Alaska faced an earthquake of magnitude 7 on Friday morning that left the people in panic forcing them out into the streets. Many of them witnessed the roads crumble before their eyes. Earthquakes are not new to Alaska because it faces these annually, the numbers are more than the total of the remaining 49 states. The southern part of the state is more prone due to the presence of underground tectonic plates that slide past each other. Republican Rep. Donald Young carried out an initial assessment. It revealed that the quake was not deadly and, fortunately, there were “no deaths at this time that we know of.”

Fox News reports that while there are no casualties, there has been damage to the infrastructure with power lines down in many places and road communication disrupted.

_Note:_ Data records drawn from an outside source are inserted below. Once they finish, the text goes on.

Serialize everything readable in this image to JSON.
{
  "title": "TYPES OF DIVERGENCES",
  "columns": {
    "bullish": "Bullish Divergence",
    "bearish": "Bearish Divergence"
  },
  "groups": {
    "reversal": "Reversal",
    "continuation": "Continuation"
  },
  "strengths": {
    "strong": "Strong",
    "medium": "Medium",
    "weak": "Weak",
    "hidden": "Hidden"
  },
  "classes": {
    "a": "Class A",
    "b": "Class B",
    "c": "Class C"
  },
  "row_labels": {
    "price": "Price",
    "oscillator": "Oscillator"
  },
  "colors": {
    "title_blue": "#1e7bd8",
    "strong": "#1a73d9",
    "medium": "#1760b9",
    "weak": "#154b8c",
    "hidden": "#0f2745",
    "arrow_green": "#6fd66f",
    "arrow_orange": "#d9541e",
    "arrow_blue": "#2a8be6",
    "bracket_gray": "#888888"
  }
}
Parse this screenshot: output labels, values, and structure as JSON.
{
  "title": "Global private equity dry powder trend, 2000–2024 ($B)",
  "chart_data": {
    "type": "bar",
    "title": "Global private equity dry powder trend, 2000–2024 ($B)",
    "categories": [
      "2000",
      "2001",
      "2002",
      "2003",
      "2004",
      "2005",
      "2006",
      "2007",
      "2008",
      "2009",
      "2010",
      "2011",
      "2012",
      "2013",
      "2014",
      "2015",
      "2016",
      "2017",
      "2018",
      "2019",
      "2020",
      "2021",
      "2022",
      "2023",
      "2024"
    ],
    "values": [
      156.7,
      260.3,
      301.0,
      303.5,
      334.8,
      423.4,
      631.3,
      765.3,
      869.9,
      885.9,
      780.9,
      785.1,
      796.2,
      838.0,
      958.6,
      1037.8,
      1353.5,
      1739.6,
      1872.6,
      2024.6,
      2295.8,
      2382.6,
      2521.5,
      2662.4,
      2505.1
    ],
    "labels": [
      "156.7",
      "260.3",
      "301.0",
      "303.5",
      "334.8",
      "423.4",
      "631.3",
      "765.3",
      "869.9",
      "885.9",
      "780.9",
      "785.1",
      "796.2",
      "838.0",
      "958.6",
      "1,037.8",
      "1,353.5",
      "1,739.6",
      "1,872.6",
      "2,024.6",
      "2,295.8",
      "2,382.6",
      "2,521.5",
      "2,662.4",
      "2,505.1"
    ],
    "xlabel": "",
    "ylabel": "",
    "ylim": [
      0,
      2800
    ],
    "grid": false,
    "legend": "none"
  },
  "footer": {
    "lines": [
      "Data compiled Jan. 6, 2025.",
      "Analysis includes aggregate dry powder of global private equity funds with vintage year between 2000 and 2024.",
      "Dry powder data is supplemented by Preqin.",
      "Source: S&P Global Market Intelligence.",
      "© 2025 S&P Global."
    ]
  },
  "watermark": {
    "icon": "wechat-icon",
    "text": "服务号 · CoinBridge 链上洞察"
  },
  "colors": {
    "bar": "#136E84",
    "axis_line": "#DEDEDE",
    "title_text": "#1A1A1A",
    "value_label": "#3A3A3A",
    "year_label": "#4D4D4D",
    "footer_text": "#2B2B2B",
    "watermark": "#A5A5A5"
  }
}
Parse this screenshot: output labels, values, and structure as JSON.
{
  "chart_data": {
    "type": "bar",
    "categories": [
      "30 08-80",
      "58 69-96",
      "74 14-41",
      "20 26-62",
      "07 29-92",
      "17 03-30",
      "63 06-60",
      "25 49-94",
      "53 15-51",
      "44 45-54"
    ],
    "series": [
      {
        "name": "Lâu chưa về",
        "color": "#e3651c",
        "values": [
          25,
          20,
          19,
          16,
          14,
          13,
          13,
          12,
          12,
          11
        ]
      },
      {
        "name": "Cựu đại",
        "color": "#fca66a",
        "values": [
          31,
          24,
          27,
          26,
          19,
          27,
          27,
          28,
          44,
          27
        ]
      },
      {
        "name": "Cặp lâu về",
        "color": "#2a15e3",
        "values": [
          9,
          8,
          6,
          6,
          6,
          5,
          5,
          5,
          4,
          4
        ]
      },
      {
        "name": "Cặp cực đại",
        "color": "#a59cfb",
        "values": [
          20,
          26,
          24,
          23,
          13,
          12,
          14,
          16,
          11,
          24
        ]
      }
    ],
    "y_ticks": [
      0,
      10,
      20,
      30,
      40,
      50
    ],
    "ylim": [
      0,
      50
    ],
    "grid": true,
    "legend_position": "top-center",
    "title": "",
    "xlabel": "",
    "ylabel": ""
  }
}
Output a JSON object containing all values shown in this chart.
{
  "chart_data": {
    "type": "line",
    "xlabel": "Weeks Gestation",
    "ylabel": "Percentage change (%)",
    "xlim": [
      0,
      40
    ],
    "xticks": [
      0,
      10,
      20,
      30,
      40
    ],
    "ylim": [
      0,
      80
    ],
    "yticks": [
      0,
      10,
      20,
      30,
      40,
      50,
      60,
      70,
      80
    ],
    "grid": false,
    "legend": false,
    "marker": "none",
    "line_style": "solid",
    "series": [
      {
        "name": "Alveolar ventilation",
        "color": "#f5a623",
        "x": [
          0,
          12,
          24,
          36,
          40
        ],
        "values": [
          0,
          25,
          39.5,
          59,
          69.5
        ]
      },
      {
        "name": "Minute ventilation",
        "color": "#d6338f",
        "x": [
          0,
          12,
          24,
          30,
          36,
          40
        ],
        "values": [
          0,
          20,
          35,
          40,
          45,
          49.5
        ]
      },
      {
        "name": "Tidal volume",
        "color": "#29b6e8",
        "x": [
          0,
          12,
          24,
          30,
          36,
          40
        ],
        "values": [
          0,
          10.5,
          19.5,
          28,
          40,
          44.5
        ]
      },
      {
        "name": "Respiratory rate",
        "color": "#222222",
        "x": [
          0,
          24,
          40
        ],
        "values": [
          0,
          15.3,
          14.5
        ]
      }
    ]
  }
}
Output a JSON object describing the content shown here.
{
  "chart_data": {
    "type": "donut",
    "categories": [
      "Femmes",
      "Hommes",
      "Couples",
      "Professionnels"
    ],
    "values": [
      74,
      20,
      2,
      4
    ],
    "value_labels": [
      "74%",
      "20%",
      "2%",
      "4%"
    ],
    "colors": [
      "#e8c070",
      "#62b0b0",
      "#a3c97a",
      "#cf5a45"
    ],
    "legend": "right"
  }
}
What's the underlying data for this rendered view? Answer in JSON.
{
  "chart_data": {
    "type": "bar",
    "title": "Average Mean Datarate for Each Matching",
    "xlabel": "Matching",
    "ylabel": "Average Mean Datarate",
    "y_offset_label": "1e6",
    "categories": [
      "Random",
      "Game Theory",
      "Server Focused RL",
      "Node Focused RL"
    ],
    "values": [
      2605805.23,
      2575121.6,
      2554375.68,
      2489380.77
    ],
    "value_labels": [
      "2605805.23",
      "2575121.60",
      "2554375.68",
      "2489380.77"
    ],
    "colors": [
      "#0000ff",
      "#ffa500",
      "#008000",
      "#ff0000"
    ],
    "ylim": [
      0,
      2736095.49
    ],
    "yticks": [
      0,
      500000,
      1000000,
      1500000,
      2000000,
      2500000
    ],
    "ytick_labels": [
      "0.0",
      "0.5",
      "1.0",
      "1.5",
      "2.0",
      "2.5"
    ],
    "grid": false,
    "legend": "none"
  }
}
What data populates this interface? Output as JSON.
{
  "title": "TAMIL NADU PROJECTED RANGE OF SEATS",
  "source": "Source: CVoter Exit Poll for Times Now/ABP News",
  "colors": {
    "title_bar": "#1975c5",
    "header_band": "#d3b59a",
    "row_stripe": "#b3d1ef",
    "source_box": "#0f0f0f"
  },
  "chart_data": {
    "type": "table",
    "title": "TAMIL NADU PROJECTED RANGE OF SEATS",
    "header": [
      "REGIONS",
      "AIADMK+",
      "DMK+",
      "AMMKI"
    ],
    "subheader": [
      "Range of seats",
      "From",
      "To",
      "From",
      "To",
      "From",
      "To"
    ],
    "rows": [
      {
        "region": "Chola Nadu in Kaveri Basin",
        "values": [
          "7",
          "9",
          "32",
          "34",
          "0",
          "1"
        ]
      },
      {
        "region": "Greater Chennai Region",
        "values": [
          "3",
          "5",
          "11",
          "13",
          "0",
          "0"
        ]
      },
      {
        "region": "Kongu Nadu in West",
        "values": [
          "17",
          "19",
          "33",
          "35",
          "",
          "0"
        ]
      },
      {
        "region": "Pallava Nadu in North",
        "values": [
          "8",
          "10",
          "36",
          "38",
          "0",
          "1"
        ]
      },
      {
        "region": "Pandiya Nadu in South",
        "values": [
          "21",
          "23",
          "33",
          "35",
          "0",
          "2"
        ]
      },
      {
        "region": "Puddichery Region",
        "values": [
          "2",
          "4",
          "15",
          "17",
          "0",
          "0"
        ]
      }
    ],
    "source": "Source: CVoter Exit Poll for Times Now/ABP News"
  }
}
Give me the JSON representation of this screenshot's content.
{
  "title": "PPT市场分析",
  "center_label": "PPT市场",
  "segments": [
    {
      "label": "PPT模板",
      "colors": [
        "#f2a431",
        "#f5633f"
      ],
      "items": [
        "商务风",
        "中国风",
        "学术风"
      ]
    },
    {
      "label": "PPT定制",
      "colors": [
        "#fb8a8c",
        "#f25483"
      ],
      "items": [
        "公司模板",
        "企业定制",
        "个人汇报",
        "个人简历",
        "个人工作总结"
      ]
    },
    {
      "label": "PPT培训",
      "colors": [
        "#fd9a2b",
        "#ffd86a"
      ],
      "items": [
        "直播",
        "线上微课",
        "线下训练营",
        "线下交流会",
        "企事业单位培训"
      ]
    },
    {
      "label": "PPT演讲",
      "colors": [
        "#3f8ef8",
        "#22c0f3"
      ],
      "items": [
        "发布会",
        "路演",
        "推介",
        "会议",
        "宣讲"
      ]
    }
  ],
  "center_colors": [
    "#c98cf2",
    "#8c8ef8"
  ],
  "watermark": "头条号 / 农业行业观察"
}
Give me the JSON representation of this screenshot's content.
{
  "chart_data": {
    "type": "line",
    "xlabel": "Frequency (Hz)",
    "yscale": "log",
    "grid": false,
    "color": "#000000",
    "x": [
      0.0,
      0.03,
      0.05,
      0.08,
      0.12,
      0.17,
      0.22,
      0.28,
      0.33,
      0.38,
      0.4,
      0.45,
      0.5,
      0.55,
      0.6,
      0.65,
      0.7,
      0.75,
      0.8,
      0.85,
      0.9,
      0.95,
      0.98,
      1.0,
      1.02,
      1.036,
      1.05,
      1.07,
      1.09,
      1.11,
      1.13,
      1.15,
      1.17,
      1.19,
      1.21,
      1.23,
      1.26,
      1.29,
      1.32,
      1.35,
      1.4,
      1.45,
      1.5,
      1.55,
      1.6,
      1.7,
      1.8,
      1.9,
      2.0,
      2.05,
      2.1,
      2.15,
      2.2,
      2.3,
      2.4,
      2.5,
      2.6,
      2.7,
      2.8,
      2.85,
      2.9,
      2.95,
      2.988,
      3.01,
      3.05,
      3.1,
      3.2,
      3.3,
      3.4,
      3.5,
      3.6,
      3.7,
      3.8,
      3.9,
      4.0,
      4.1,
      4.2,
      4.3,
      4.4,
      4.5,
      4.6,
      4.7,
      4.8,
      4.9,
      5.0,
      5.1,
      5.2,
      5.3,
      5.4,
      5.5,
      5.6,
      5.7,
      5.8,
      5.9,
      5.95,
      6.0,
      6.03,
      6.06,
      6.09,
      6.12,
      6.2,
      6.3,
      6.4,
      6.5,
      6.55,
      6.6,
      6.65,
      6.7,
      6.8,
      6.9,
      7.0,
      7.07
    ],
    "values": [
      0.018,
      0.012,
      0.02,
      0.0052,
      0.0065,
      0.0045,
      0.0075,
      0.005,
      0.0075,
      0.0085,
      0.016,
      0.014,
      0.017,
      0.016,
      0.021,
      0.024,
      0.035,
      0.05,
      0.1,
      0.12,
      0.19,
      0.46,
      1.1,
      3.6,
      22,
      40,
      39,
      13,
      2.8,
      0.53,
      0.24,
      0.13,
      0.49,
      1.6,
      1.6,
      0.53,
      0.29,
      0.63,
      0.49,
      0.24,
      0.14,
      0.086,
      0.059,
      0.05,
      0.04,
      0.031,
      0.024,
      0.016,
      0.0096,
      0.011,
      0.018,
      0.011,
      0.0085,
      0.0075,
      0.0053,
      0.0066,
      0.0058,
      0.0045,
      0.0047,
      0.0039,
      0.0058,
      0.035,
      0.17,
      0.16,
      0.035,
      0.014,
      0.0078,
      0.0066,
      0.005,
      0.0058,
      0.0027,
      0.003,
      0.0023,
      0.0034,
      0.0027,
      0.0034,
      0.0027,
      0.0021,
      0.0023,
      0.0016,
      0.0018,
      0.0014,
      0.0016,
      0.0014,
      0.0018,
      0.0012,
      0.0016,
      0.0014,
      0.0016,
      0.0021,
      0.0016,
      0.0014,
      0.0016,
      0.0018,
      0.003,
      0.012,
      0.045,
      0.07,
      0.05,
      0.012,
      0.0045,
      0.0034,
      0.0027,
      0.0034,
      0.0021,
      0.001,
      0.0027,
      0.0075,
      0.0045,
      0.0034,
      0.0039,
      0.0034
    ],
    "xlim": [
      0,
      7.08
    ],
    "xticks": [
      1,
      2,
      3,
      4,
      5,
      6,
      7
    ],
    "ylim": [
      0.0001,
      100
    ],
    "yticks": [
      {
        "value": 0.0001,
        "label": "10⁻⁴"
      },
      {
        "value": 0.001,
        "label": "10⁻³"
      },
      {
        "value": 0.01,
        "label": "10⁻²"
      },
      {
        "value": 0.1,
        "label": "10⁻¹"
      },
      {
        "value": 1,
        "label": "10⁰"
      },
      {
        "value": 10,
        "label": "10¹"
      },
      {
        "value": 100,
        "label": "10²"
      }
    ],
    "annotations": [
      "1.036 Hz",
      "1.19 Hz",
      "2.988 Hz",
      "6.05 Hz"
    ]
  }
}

As Republican Sen.Lisa Murkowski said, concerns of recovery efforts and safety were of prime importance because many homes are without power. In case gas lines are broken, that could lead to further complications.

Earthquake leaves the infrastructure in tatters

Reacting to the disaster, GOP Sen. Dan Sullivan admits that Alaska has witnessed some major aftershocks, but this one was “a big one” with a direct impact on transportation. Communication links are broken in many places with damage to most of the highways in and out of Anchorage. This will pose problems because most goods come into Alaska via Anchorage.

Dan Sullivan went on to add that in spite of damage to roads and bridges from the earthquake, there are no reports of the collapse of buildings.

It seems portions of a highway has "completely disappeared.” It connects Anchorage with the mountains and glaciers and restoring the communication network of highways and bridges will take time.

Tsunami warning canceled

According to New Zealand Herald, the system generates tsunami warnings automatically and these are monitored.

In this case, there was no evidence to suggest any unnatural activities and the authorities canceled the warning. The White House confirmed that President Donald Trump, who is in Argentina at the Group of 20 summit, is briefed about the 7.0-magnitude earthquake in Alaska.

Alaska recorded the strongest quake in the history of the United States on March 27, 1964.

It was of magnitude 9.2 and centered about 120km east of Anchorage. Its duration was approximately four and a half minutes, and it triggered a tsunami that claimed about 130 lives. An earthquake is a natural disaster and catches the people unawares leading to panic. It leaves behind a trail of destruction and rebuilding is a long process.